The Optimal Solution
Synthetic training data simultaneously solves all four problems. It eliminates the cost of physically capturing massive amounts of real-world data. It eliminates the flawed, expensive, time-consuming human annotation because annotation is automatically embedded in synthetic data. Without the limitation of locating real-world examples, developers can create almost infinite permutations with every foreground and background element imaginable, from every angle, in every combination, lighting scenario, and more.
There is an additional benefit to synthetic data. The collection and annotation of real-world training data can create a frustrating bottleneck and delay AI projects. Even the most potentially world-changing algorithm can’t be trained without sufficient high-quality data. Synthetic data not only boosts the results, but the process itself. If you want to start a project and you know you have a cold start — no data and no annotated data — then you have to collect and annotate data. That can take some time just to get the first batch of data and then to annotate it. Also, you need to repeat this process several times. However, you can ensure you have a warm start by using synthetic data. This allows you to jump start your training processes. It allows you to accelerate the training process and reduce the time to deployment. So, by using synthetic data we can get to the same level of results but much more quickly.
The Perfect Mix
The advantage of using a combination of real world and synthetic data was recently illustrated by OneView and Airbus Defence and Space (Intelligence) in a Proof of Concept study. Using Airbus’s satellite imagery, OneView created one dataset of real data, a second of synthetic, and a third that blended the two.
The result? While the real-only results produced an accuracy score of 82%, the dataset using a mix of synthetic and real achieved a score of ~90% — an 8% improvement over that real-only data.
The increase in performance by adding synthetic data is due to the ability to include edge cases, the variation that is achievable and the endless amount of various scenarios you can develop.

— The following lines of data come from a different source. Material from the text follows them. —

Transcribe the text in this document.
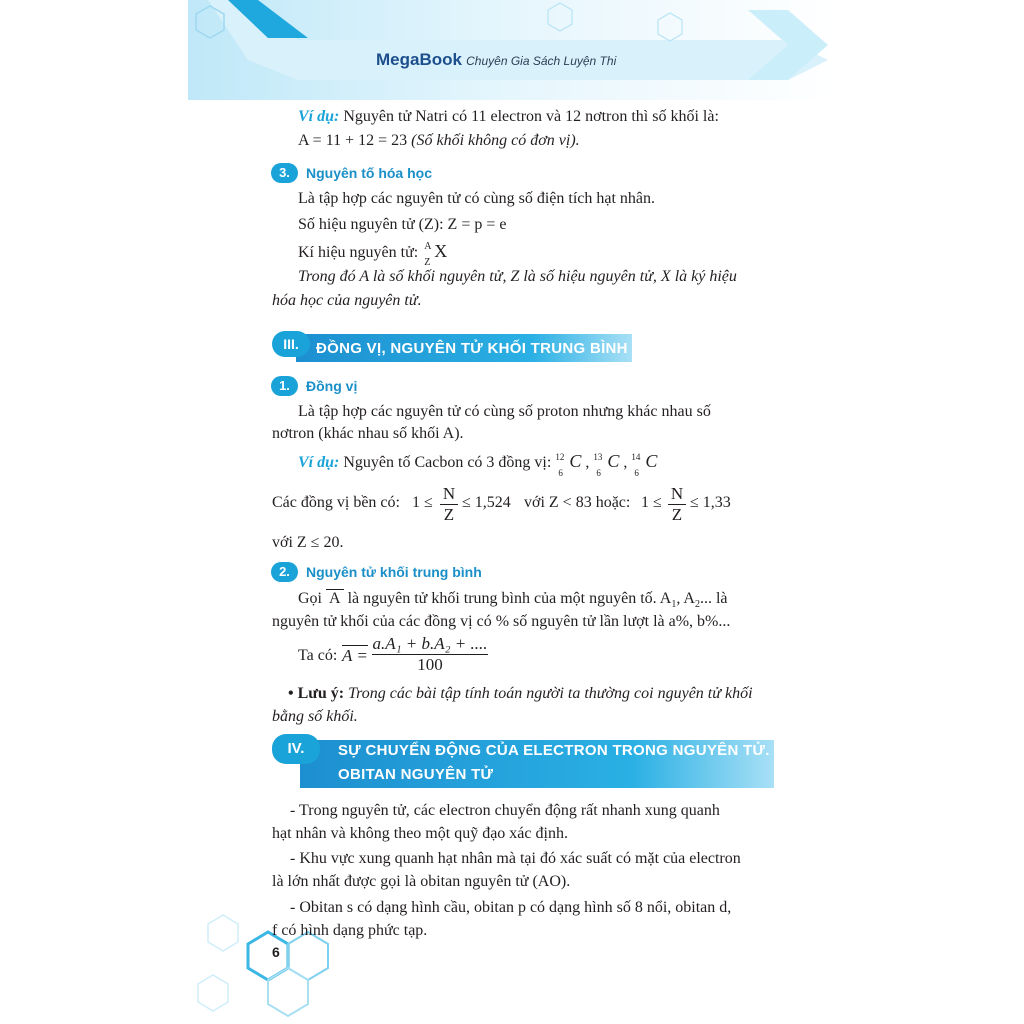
MegaBook Chuyên Gia Sách Luyện Thi
Ví dụ: Nguyên tử Natri có 11 electron và 12 nơtron thì số khối là:
A = 11 + 12 = 23 (Số khối không có đơn vị).
3.	Nguyên tố hóa học
Là tập hợp các nguyên tử có cùng số điện tích hạt nhân.
Số hiệu nguyên tử (Z): Z = p = e
Kí hiệu nguyên tử: A
Z
X
Trong đó A là số khối nguyên tử, Z là số hiệu nguyên tử, X là ký hiệu
hóa học của nguyên tử.
III.	ĐỒNG VỊ, NGUYÊN TỬ KHỐI TRUNG BÌNH
1.	Đồng vị
Là tập hợp các nguyên tử có cùng số proton nhưng khác nhau số
nơtron (khác nhau số khối A).
Ví dụ: Nguyên tố Cacbon có 3 đồng vị: 12
6
C , 13
6
C , 14
6
C
Các đồng vị bền có: 1 ≤ N
Z
≤ 1,524 với Z < 83 hoặc: 1 ≤ N
Z
≤ 1,33
với Z ≤ 20.
2.	Nguyên tử khối trung bình
Gọi A là nguyên tử khối trung bình của một nguyên tố. $A_1$, $A_2$... là
nguyên tử khối của các đồng vị có % số nguyên tử lần lượt là a%, b%...
Ta có: A =
a.A₁ + b.A₂ + ....
100
• Lưu ý: Trong các bài tập tính toán người ta thường coi nguyên tử khối
bằng số khối.
IV.	SỰ CHUYỂN ĐỘNG CỦA ELECTRON TRONG NGUYÊN TỬ.
OBITAN NGUYÊN TỬ
- Trong nguyên tử, các electron chuyển động rất nhanh xung quanh
hạt nhân và không theo một quỹ đạo xác định.
- Khu vực xung quanh hạt nhân mà tại đó xác suất có mặt của electron
là lớn nhất được gọi là obitan nguyên tử (AO).
- Obitan s có dạng hình cầu, obitan p có dạng hình số 8 nổi, obitan d,
f có hình dạng phức tạp.
6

The implications are important. Even if just 5-10% of your data is real world – a high-quality, verified core collection – you can boost performance by creating synthetic images to expand the scope of your data set and input edge cases. This blending of the two types harnesses the best of each, eliminates their weaknesses, and yields optimum results.
A Focus on Quality
Up until now, there has been a focus on developing new architectures that run faster and train better algorithms. So, the main goal has been to feed these algorithms with lots of data to try to gain another small percentage from the algorithmic performance.
However, there is a growing understanding that this is not optimal. The focus should not be to throw lots and lots of data into the training set but to throw good data, according to Andrew Ng, Founder and CEO of Landing AI. He believes we should understand what data is missing and add that data. His message is simple — focus on optimizing your data, if you want better results. Synthetic data helps you achieve this by filling the gaps in your datasets, once you are aware where the gaps are. You now have the ability to quickly improve the quality of your dataset and algorithmic performance using the perfect mix of synthetic and real data.